BE SURE YOUR SELECTIONS ARE FRAGRANT AND WILL LAST AS CUT FLOWERS
JAPANESE TREE LILAC, BLOOMS AFTER COMMON LILACS

Monday, 8:30 AM.  48 degrees F at the ferry dock and on the back porch.  The wind is variable and calm, the sky overcast and very foggy.  The humidity is 97%, the barometer steady at 30.04".  Today should clear to partly cloudy, with highs around 50.  Midweek highs will be around 60, with clearing skies.  By Wednesday it will warm up to a high of 70 again, with a chance of rain.  Fog horns are sounding again this morning, but it is quite beautiful with the sun trying to burn through the gloom.

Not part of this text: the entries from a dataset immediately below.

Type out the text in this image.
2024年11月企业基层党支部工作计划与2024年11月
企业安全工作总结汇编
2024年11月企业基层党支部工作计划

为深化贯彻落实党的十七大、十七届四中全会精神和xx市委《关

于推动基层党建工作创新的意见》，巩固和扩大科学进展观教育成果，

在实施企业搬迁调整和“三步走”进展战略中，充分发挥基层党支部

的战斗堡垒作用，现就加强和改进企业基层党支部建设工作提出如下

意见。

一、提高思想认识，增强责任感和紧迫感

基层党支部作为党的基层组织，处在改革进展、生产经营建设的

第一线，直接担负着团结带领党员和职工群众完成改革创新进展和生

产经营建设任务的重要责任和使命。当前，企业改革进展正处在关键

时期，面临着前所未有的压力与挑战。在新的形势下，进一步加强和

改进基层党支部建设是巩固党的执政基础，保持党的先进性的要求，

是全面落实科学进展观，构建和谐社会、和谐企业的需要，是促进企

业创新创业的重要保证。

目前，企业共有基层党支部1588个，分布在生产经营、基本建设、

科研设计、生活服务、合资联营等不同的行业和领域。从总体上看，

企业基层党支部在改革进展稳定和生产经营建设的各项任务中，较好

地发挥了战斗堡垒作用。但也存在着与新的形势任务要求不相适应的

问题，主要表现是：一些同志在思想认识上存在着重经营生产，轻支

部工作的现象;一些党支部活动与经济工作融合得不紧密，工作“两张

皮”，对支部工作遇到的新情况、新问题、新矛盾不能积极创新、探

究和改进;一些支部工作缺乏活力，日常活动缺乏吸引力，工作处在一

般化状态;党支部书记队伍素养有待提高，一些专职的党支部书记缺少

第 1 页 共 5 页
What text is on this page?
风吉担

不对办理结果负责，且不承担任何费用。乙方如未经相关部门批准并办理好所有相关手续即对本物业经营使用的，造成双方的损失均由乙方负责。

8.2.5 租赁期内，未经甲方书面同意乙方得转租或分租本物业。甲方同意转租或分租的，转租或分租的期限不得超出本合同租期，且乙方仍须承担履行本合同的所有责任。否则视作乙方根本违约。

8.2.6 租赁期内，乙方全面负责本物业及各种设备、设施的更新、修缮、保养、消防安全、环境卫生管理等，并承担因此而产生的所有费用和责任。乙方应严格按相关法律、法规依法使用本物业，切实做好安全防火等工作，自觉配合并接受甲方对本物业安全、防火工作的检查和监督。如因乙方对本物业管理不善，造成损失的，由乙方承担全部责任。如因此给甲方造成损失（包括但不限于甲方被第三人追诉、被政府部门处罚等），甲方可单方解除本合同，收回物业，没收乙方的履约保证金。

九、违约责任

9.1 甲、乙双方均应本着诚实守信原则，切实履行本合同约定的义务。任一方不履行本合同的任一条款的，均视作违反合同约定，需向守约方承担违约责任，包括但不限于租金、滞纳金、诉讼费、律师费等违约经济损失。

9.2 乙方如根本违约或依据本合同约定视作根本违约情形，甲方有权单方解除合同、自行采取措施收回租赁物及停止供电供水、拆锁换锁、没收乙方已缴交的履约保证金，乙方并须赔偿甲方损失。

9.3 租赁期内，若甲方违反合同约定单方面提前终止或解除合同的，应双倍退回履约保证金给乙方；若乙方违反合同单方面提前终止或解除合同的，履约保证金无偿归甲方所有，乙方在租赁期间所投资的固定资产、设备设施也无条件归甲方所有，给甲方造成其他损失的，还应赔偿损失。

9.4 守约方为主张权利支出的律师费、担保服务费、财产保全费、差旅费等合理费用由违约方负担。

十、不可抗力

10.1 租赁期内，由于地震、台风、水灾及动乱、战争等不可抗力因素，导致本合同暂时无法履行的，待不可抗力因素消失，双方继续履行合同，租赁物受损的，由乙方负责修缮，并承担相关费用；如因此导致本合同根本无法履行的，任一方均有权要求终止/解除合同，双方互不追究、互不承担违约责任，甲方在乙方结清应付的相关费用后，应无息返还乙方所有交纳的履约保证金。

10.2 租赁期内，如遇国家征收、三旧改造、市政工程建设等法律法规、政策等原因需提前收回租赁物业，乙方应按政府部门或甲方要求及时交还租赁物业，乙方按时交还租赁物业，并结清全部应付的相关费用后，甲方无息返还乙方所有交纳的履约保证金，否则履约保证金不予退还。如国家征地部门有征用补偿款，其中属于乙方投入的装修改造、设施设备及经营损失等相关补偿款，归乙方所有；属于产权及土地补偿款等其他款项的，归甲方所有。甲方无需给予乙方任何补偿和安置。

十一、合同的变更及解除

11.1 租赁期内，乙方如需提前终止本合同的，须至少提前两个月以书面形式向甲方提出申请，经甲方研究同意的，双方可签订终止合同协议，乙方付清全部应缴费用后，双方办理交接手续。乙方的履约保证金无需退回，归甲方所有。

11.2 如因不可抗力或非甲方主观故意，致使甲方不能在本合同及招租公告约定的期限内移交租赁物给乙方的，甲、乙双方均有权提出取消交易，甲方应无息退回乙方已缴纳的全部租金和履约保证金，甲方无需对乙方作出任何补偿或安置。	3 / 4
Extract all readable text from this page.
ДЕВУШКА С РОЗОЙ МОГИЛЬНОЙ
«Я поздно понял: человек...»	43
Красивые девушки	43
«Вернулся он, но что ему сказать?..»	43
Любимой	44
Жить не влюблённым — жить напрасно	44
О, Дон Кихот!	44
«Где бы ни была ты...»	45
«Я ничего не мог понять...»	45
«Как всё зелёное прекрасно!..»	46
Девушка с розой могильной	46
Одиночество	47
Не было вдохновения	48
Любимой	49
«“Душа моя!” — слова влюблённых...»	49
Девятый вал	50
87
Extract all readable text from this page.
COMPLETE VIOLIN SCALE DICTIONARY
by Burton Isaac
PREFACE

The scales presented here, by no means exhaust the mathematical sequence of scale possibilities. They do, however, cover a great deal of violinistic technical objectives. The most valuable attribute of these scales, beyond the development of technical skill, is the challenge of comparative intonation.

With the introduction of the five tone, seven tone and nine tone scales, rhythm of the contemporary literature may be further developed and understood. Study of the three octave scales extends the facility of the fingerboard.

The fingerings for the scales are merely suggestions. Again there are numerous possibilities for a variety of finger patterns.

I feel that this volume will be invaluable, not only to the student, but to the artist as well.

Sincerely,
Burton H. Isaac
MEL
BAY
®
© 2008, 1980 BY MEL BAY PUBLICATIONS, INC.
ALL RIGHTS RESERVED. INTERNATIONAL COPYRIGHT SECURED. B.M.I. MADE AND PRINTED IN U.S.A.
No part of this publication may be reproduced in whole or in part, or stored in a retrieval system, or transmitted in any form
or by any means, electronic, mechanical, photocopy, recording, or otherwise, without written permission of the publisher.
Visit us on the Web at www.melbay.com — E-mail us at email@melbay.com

    Lilacs are bursting into bloom everywhere now, in colors from traditional lilac to deep purple and pinks and reds and whites.  My recorded blooming times for the common lilac, Syringa vulgaris,  are: 5/24/15; 5/04/13; 5/15/12; 6/03/11; 6/03/08.  So this year they are about on time.
   One would think some yellows would have been bred into lilacs along the way, but that color is evidently not in the Syringia gene pool.   The genus Syringa  is in the olive family.  It is native to eastern Europe, the Caucasus and Afghanistan.  Selections between vulgaris and other lilac species have been much hybridized over the centuries, the most famous being the French hybrids.  There are at least another ten species of lilacs from all over the temperate regions of the Northern Hemisphere, and there are too many selections and hybrids to mention.  The only true tree species is S Japonica, which we have been planting in Bayfield as an ornamental street tree, and I am quite pleased with.  It is hardy, relatively trouble free, and is spectacular in bloom (after the other species and varieties of lilacs) with its large panicles of creamy white flowers. There are no indigenous North American lilac species, although there are escaped populations established here and there.  A lilac bush by the kitchen door was a small luxury not to be denied even the lowliest American pioneer family.
    Lilacs are best planted as background shrubs, as they can beome huge (except for a few dwarf varieties) and rather rank in growth habit.  They all need to be properly pruned to bloom well, and even occasionally rejuvenated, but they are very long lived.  Be sure you want them where you plant them, for that is where they will stay unless you rent a bulldozer.
    When choosing a lilac to plant, do some research to be sure the blossoms are fragrant and will keep well when cut and put in a vase…I see no point in planting those that aren't and don't.